- The 30 Second Phish
I spend a long time taking down websites overpopulated by script kiddies and wannabe hackers. Mostly, the people on these sites are running wild with no real clue as to the seriousness of their actions until they get caught - at which point, they invariably beg for mercy and suddenly grow a conscience. Many hardcore phishers I see, for example, are anything from 11 years of age and up. They seem to get younger all the time - why is this? Well, the demand for custom made phishing tools plays a large part in this as the programs spring up on hacking sites, trickle down onto the more general "gaming and coding" sites (that usually host a hacking section) before winding up on the script kiddy sites.

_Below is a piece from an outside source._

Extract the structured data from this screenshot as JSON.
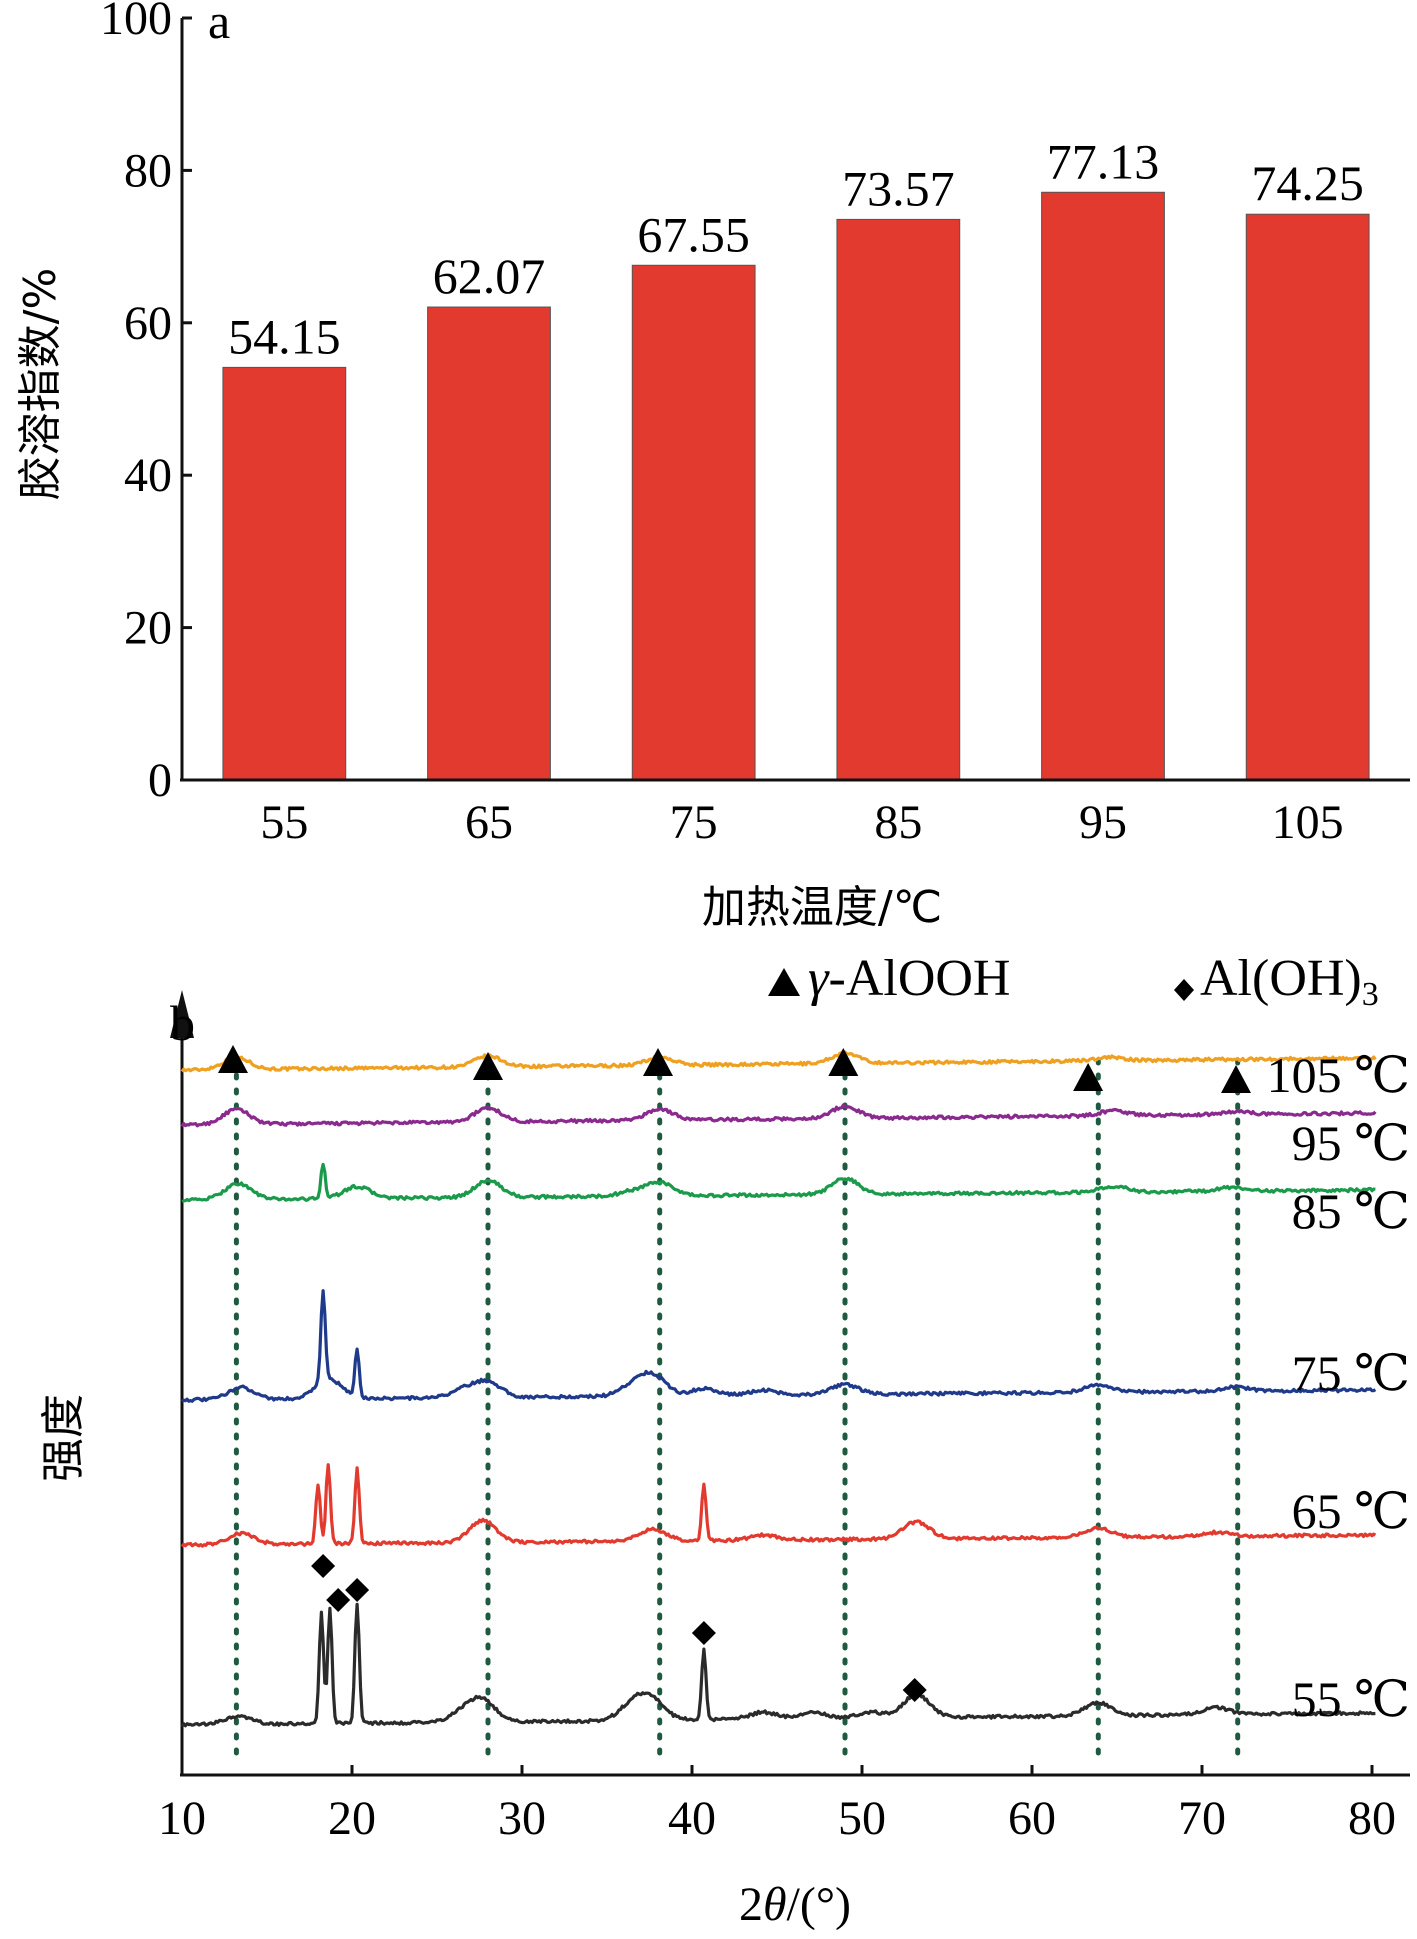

Today, we'll take a look at one such application. The ease with which this program can be used to generate fake login pages is truly frightening, yet not at all uncommon. We'll begin, as we do all too often, with a wonderfully hypocritical "disclaimer" on the program EULA (yep, phishers come with EULAs and scrolling credits that roll up the screen nowadays):
The text reads:
"The Author Of This Program Is NOT Responsible For ANYTHING You Do With This Program, I encourage you not to use it. It was only created for educational purposes and to demonstrate how web pages are vulnerable. If you EVER see a phisher please report it.
This is just a quick disclaimer. I want to get straight to the point, PHISHERS ARE ILLEGAL. Well they're not illegal Per Se, but it depends how you use them and I would like to give you a little memo so you dont get yourself in ANY trouble.
If you use this program in order to create a fake web login in order to gain someone's password that is Illegal and against the law and can get you a sentence in prison. Do not create a phisher of any website without the owner of the website's permission.
For More Information On Phishers Go Here."
I've always wondered how someone that created a tool specifically to perform illegal actions is somehow not responsible for the actions of the people they distributed it to. Oh, but of course we have those wonderful caveats - "for educational purposes only" (you need to make a fake login, upload it then steal someone's login details to educate yourself that "people can make fake logins"? Couldn't you just be told that instead?) and my other favourite, "Do not create a phisher of any website without the owner of the website's permission".
This begs the question, and it's a very obvious question, but I'll ask it anyway.
Why would anybody ever give you permission to make a fake login of their website?
Oh well, let's see what it does anyway.
Talk about being idiot-proof. Yes, that really does say "Click the numbers for the details to be read out aloud". Double click the Begin marker, and you see this:
At this point, you take the code from the source of the page you want to spoof, paste it into the program, push a button and tell it where you want your fake login to redirect the victim to once they've entered their details:
...job done, and you've created a perfect Phish page in 30 seconds or less. It even places your fake login page in an upload folder for you, just to ensure you don't screw up at the last minute and wonder where it went. Here's my fake page:
Worrying, isn't it? Hopefully you can see exactly why kids are getting into phishing in a big way at such a young age with programs such as these around. This is just one example in a very big collection of Phishers currently in circulation - and a steadily growing audience eager to try them out will ensure they're around for a long time to come.